Joy Roy, son of the late Indian film director Bimal Roy, spoke to The Telegraph in London on his way to Florence where he will be holding the world premiere of a 55-minute documentary on his father, Remembering Bimal Roy.
That will close the festival as well as a retrospective on the films of Bimal Roy.
Velo, who is passionate about Indian movies, approached Joy 18 months ago after stumbling across Bimal Roy’s name on the Internet. At the time, she did not know Joy was working on the documentary about his father nor, indeed, much about Bimal Roy, but took the trouble to travel to Mumbai to see Joy’s rough cut.
And now, during the River to River festival from December 7 to 13, the Indian movies to be screened, “all non Bollywood”, Velo emphasised, will also include three of Bimal Roy’s classics — Do Bigha Zamin (1953), Devdas (1955) and Bandini (1963).
In Italy, Velo has won much praise for her efforts to “keep alive the culture of Indian movies in Florence”.

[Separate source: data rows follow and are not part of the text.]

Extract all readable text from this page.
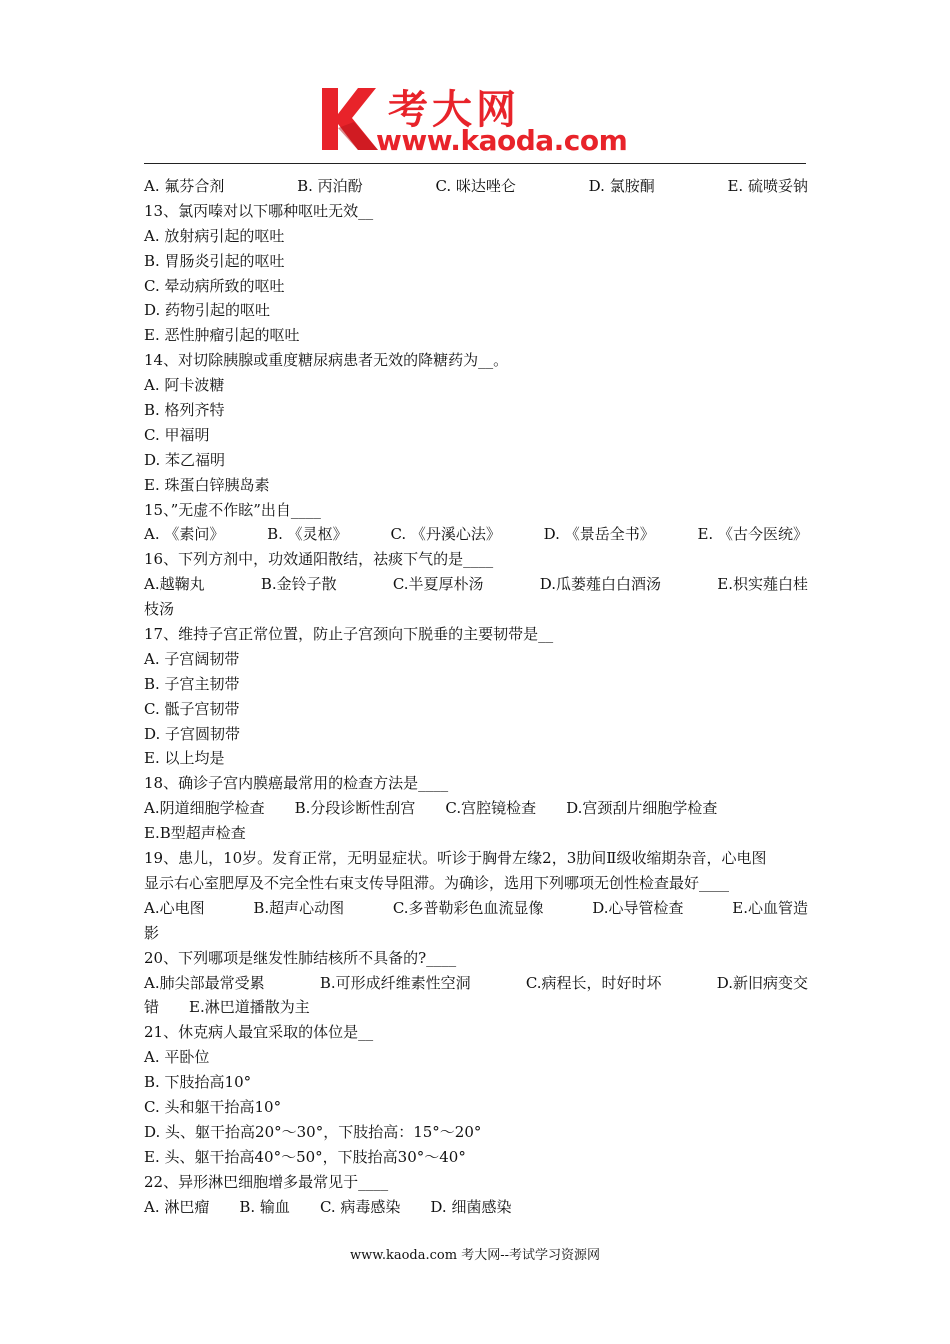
考大网
www.kaoda.com
A. 氟芬合剂	B. 丙泊酚	C. 咪达唑仑	D. 氯胺酮	E. 硫喷妥钠
13、氯丙嗪对以下哪种呕吐无效__
A. 放射病引起的呕吐
B. 胃肠炎引起的呕吐
C. 晕动病所致的呕吐
D. 药物引起的呕吐
E. 恶性肿瘤引起的呕吐
14、对切除胰腺或重度糖尿病患者无效的降糖药为__。
A. 阿卡波糖
B. 格列齐特
C. 甲福明
D. 苯乙福明
E. 珠蛋白锌胰岛素
15、”无虚不作眩”出自____
A. 《素问》	B. 《灵枢》	C. 《丹溪心法》	D. 《景岳全书》	E. 《古今医统》
16、下列方剂中，功效通阳散结，祛痰下气的是____
A.越鞠丸	B.金铃子散	C.半夏厚朴汤	D.瓜蒌薤白白酒汤	E.枳实薤白桂
枝汤
17、维持子宫正常位置，防止子宫颈向下脱垂的主要韧带是__
A. 子宫阔韧带
B. 子宫主韧带
C. 骶子宫韧带
D. 子宫圆韧带
E. 以上均是
18、确诊子宫内膜癌最常用的检查方法是____
A.阴道细胞学检查 B.分段诊断性刮宫 C.宫腔镜检查 D.宫颈刮片细胞学检查
E.B型超声检查
19、患儿，10岁。发育正常，无明显症状。听诊于胸骨左缘2，3肋间Ⅱ级收缩期杂音，心电图
显示右心室肥厚及不完全性右束支传导阻滞。为确诊，选用下列哪项无创性检查最好____
A.心电图	B.超声心动图	C.多普勒彩色血流显像	D.心导管检查	E.心血管造
影
20、下列哪项是继发性肺结核所不具备的?____
A.肺尖部最常受累	B.可形成纤维素性空洞	C.病程长，时好时坏	D.新旧病变交
错　　E.淋巴道播散为主
21、休克病人最宜采取的体位是__
A. 平卧位
B. 下肢抬高10°
C. 头和躯干抬高10°
D. 头、躯干抬高20°～30°，下肢抬高：15°～20°
E. 头、躯干抬高40°～50°，下肢抬高30°～40°
22、异形淋巴细胞增多最常见于____
A. 淋巴瘤 B. 输血 C. 病毒感染 D. 细菌感染
www.kaoda.com 考大网--考试学习资源网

Velo described the documentary as “the portrait of one of India’s most talented directors, Bimal Roy, by his son. The documentary goes over Roy’s career through interviews and footages”.
“After the film, there will be a Q&A with director Joy Roy,” she said from Florence.

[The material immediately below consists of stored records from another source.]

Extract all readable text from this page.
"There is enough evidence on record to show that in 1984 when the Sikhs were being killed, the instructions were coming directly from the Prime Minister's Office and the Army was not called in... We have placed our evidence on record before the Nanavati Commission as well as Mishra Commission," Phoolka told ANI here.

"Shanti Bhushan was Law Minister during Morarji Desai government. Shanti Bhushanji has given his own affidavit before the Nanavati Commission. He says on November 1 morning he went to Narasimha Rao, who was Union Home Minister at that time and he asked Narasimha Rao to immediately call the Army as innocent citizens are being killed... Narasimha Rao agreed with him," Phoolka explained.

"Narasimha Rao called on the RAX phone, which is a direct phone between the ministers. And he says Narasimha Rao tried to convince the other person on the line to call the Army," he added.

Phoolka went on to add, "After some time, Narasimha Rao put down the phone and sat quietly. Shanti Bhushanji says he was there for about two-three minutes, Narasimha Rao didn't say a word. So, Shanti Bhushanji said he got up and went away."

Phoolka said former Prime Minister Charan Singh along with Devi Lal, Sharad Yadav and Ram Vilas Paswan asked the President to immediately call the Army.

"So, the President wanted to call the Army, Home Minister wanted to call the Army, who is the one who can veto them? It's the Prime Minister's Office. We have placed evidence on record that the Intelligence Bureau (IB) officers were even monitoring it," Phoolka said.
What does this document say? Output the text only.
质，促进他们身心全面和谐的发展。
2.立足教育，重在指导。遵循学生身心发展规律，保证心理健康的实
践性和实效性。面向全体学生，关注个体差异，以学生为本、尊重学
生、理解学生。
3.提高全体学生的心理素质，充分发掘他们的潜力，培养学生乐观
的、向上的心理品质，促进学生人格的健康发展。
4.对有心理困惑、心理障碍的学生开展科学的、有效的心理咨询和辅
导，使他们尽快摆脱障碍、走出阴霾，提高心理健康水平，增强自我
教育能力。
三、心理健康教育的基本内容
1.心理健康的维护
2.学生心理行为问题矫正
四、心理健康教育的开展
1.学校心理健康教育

In the programme notes done for the festival, Aparajita Sinha, a writer who runs Moving Images, a film society in Hyderabad, has said of Bimal Roy: “When he died in 1966 at the age of 57, he left a legacy of 17 wonderful films (including three in his native Bengali) that Indians still cherish.”

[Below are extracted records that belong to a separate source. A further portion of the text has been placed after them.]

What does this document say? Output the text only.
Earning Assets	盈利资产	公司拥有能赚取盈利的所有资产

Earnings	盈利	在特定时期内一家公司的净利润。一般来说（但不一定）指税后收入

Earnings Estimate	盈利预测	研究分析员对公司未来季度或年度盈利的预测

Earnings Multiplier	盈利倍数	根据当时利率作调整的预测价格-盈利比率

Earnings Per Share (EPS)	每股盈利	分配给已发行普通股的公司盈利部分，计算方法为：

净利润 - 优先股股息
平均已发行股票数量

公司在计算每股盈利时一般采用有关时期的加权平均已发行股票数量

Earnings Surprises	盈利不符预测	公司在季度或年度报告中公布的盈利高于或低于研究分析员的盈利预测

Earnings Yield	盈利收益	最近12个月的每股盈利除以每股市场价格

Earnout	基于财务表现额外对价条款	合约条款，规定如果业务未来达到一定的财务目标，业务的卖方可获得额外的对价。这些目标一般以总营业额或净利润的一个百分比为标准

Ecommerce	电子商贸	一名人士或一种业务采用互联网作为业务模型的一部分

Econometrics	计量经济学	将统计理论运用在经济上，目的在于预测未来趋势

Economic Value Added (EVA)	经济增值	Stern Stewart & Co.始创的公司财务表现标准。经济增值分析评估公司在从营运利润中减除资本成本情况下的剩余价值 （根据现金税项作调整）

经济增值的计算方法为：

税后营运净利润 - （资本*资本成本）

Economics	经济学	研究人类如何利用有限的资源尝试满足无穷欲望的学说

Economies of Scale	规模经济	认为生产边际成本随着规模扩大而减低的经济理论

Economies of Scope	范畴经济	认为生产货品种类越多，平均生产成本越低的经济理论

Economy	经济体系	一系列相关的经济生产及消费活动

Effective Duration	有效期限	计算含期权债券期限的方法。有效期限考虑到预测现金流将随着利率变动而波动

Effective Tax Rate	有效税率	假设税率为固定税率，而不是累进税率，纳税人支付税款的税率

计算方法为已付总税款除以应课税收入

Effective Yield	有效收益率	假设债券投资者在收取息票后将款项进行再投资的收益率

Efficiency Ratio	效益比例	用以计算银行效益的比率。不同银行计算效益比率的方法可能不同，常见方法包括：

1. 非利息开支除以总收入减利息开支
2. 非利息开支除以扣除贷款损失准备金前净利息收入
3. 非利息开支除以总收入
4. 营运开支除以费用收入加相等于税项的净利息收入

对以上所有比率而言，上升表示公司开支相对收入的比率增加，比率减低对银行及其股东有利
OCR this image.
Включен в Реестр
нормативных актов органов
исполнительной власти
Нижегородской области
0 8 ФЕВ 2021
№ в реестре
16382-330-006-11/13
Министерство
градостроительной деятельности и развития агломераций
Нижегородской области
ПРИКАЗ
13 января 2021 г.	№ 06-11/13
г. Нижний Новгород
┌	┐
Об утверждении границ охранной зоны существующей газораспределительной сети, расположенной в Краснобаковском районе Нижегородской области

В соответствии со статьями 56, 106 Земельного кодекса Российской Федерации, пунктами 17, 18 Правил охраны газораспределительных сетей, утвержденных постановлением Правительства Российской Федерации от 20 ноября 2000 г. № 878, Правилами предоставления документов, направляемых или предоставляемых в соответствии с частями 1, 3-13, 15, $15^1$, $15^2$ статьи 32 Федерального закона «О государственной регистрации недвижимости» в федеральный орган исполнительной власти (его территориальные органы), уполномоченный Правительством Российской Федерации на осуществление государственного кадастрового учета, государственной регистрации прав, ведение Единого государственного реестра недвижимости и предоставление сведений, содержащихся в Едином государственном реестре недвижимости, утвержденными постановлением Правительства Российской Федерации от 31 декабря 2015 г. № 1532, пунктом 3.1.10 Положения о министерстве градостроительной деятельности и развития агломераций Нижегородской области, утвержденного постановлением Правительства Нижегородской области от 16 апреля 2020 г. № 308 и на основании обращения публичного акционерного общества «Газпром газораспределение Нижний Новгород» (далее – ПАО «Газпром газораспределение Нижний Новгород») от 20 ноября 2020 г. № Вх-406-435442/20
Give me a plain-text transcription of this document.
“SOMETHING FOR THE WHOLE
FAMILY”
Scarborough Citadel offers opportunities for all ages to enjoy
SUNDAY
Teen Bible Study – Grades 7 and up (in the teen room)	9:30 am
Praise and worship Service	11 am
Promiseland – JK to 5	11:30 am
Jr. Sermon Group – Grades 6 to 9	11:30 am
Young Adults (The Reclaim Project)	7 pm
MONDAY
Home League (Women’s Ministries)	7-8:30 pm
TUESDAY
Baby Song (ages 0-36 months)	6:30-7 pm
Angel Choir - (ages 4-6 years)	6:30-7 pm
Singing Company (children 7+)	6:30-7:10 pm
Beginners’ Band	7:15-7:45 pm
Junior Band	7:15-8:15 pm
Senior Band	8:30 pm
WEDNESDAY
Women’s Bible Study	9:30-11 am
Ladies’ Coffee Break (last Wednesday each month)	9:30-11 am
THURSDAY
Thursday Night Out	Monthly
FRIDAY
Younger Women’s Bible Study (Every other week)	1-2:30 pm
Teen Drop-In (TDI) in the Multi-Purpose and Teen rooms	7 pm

He could have but did not add that notwithstanding Sanjay Leela Bhansali’s lush 2002 reinterpretation of Devdas, starring Shah Rukh Khan, Madhuri Dixit and Aishwarya Rai, many Indians continue to cherish the earlier black-and-white adaptation of Saratchandra Chatterjee’s novel which cast Dilip Kumar as Devdas, Vyjayanthimala as Chandramukhi and Suchitra Sen as Parvati (Paro).
En route to Rome and Florence, Joy had dropped in at the Nehru Centre in London last week for the launch of Darlingji: The True Love Story of Nargis & Sunil Dutt by author Kishwar Desai and her husband Lord Meghnad Desai.
Joy is now considering whether he has enough archival material to attempt a fresh biography of his father.
Joy, now 52, said he was very young when his father passed away. His mother, Manobina, died in 2001 but an earlier interview given by her, though not to Joy, has been included in Remembering Bimal Roy.
“I completed 11 a few days after my father passed away in 1966,” Joy pointed out. “The best thing that would happen to me to get to know my father better was this film. I had such rewarding experiences by speaking to some of his colleagues. It was a revelation for me. I had got to know my father through his films but this gave a personal perspective. What emerged was that he was such a wonderful man. For me that was the biggest discovery.”
He interviewed about 20 people, including Tapan Sinha, the filmmaker.
“Tapan Sinha spoke about 60 years after meeting him but it was as though he had met him yesterday,” he added.